The Right Expression

I follow a lot of comic book artists on Instagram.  As a doodler with a childhood full of superheroes, I sketch them all the time. It’s a wonderful distraction before shows, and if you look around the back of the club on any night I’m performing, you can probably find one.

But these guys are pros. If you look at one of my drawings, I’m happy if you can identify the character.  With the people I follow, you can tell the difference between perplexed and confused in the character’s expression, and that’s with a mask on.

I flip through my feed not so much with envy (it’s admittedly difficult not to), but with awe that they can so effortlessly do something I think is so cool.

Adam Kubert is one of those guys.  He’s a master of nuance, and conveys motion and intent with an enviable subtlety. The cool part about following them on Instagram is getting to see the off-page stuff.  Sketches and scribbles and that sort of thing, but also commissions and projects-in-the-process, and then still glimpses behind the scenes at conventions and movie premieres.

It’s super nerd-core.

Before I ramble on, here’s a picture from Adam’s feed. There’s a lot going on here, but see if you noticed the same thing I did.

Because all I saw were the erasers.

It reinforced what I try to tell myself all the time. Mistakes are part of it.  That is a pile prepared for an enormous amount of fuck ups! Of course that’s how you get the exactly-correct smirk on Wolverine or the right grimace of reluctant rage on Bruce Banner’s face. It doesn’t happen the first time. You keep doing it until it’s right. Erase, erase. It’s not permanent until there’s real ink on the page.

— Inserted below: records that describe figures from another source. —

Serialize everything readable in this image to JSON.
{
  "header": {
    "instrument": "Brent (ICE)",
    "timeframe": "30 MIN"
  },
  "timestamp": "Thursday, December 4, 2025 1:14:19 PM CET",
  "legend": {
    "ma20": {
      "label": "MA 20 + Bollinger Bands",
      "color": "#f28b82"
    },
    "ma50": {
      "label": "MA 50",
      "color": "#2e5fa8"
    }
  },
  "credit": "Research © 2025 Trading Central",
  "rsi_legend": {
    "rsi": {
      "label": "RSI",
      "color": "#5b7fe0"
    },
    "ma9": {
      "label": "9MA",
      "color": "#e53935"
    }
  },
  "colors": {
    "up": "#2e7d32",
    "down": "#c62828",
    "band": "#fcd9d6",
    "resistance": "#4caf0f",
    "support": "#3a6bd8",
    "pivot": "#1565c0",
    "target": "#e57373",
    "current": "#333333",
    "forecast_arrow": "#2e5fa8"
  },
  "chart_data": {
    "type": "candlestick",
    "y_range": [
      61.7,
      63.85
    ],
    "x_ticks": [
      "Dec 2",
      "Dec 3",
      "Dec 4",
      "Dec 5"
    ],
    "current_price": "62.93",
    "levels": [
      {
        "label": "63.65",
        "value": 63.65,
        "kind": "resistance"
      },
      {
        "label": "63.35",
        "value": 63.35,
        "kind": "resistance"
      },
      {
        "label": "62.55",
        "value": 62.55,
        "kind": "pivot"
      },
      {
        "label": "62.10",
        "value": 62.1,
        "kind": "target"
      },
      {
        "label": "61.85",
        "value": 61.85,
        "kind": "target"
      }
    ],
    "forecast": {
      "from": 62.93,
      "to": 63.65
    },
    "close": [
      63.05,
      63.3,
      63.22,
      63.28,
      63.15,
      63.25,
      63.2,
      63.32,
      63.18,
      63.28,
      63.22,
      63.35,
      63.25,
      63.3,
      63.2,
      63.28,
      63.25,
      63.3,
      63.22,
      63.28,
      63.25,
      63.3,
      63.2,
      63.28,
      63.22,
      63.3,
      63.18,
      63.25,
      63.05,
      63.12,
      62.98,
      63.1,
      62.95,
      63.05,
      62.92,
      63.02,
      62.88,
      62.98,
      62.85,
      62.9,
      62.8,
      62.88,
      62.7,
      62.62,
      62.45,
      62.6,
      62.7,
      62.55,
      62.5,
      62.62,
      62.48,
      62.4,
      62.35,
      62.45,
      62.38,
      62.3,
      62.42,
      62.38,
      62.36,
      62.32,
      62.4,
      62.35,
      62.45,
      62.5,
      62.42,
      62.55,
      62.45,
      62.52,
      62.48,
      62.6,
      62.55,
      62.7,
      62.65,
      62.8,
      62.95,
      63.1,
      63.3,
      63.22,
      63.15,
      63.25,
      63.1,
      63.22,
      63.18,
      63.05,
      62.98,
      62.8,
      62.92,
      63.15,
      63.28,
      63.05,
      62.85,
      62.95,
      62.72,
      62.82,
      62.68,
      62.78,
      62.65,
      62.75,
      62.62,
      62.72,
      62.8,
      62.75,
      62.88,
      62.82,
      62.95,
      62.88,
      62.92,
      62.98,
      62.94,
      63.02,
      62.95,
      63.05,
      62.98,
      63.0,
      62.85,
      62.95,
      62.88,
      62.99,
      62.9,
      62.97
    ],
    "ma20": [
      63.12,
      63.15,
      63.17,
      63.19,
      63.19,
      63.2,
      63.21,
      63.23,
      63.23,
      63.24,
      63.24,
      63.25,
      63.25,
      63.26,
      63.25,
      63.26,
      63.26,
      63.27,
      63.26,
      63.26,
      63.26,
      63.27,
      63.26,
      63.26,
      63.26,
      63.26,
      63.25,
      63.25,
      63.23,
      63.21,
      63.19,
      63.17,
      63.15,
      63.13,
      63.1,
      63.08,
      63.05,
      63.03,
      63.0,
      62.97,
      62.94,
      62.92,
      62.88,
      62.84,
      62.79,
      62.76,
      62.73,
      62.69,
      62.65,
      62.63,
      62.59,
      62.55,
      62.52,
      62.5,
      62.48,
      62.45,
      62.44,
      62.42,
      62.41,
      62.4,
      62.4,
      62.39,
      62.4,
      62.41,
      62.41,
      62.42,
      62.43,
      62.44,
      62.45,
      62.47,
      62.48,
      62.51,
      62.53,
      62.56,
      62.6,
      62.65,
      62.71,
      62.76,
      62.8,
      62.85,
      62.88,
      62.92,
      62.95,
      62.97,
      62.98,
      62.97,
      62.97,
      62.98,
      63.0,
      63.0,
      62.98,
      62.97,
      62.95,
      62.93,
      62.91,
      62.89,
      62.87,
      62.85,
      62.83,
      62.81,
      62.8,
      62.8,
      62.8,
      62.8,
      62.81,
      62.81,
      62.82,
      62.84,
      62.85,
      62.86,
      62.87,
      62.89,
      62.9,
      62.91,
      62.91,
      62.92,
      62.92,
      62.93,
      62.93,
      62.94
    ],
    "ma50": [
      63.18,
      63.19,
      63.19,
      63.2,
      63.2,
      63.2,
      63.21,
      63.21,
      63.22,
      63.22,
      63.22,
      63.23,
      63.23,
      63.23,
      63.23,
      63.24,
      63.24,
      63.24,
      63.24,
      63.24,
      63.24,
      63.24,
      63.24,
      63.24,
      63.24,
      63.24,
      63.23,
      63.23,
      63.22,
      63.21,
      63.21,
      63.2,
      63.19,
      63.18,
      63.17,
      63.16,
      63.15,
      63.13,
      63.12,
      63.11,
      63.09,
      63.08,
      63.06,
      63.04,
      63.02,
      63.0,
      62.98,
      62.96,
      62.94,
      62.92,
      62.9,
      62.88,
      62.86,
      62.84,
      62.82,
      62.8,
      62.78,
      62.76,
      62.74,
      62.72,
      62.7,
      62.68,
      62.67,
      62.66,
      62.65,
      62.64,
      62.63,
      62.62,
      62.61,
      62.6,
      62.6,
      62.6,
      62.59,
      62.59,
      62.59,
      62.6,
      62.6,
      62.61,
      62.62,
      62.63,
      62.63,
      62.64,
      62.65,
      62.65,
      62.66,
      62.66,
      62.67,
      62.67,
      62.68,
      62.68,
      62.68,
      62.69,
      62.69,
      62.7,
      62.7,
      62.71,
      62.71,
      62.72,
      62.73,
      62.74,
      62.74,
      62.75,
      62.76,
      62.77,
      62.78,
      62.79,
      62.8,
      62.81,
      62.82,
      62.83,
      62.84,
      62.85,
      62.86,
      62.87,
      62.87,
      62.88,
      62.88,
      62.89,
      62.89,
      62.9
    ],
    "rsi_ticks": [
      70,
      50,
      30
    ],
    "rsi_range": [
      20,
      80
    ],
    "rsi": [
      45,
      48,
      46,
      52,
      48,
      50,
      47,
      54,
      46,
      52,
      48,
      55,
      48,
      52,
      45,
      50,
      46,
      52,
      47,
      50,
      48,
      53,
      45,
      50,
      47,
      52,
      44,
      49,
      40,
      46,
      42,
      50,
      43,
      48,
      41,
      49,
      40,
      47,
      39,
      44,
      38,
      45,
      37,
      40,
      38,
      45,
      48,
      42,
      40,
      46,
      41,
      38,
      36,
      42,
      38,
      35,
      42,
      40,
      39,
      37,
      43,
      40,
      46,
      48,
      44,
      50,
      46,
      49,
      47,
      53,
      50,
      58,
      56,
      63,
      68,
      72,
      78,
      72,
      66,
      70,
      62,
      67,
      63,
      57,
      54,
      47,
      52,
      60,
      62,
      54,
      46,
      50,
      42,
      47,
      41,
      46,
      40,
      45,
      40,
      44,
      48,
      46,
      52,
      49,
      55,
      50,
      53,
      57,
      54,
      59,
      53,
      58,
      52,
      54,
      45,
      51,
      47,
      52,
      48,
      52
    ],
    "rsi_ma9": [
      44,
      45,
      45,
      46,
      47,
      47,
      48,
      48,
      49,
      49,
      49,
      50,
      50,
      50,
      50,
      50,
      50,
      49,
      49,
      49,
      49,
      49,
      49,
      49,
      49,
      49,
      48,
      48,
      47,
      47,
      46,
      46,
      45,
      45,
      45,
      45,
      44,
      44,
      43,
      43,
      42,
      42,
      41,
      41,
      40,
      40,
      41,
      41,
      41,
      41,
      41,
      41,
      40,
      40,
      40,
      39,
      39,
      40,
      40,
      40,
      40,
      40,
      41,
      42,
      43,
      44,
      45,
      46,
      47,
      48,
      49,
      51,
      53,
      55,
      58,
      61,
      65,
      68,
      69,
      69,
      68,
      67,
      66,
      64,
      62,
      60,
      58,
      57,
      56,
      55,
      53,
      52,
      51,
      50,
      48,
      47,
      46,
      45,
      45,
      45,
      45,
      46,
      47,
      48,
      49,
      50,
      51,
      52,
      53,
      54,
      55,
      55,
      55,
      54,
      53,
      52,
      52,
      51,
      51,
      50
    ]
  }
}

So as I chisel away at the pages of what will be my next book, believe that I feel less badly for deleting paragraph after paragraph. When I test drive punchlines in the middle of a sold out audience, I worry less about them seeing a joke fail, and can focus more on knowing that’s how I get the new stuff album-ready. 

I talk a lot about failing with frequency and magnitude, because I believe it’s integral to growth, but to know the best of us still have to keep their heads down until they get it right makes the concept much more tolerable.

We’re not running out of paper, and even if we were, nobody’s running out of erasers any time soon.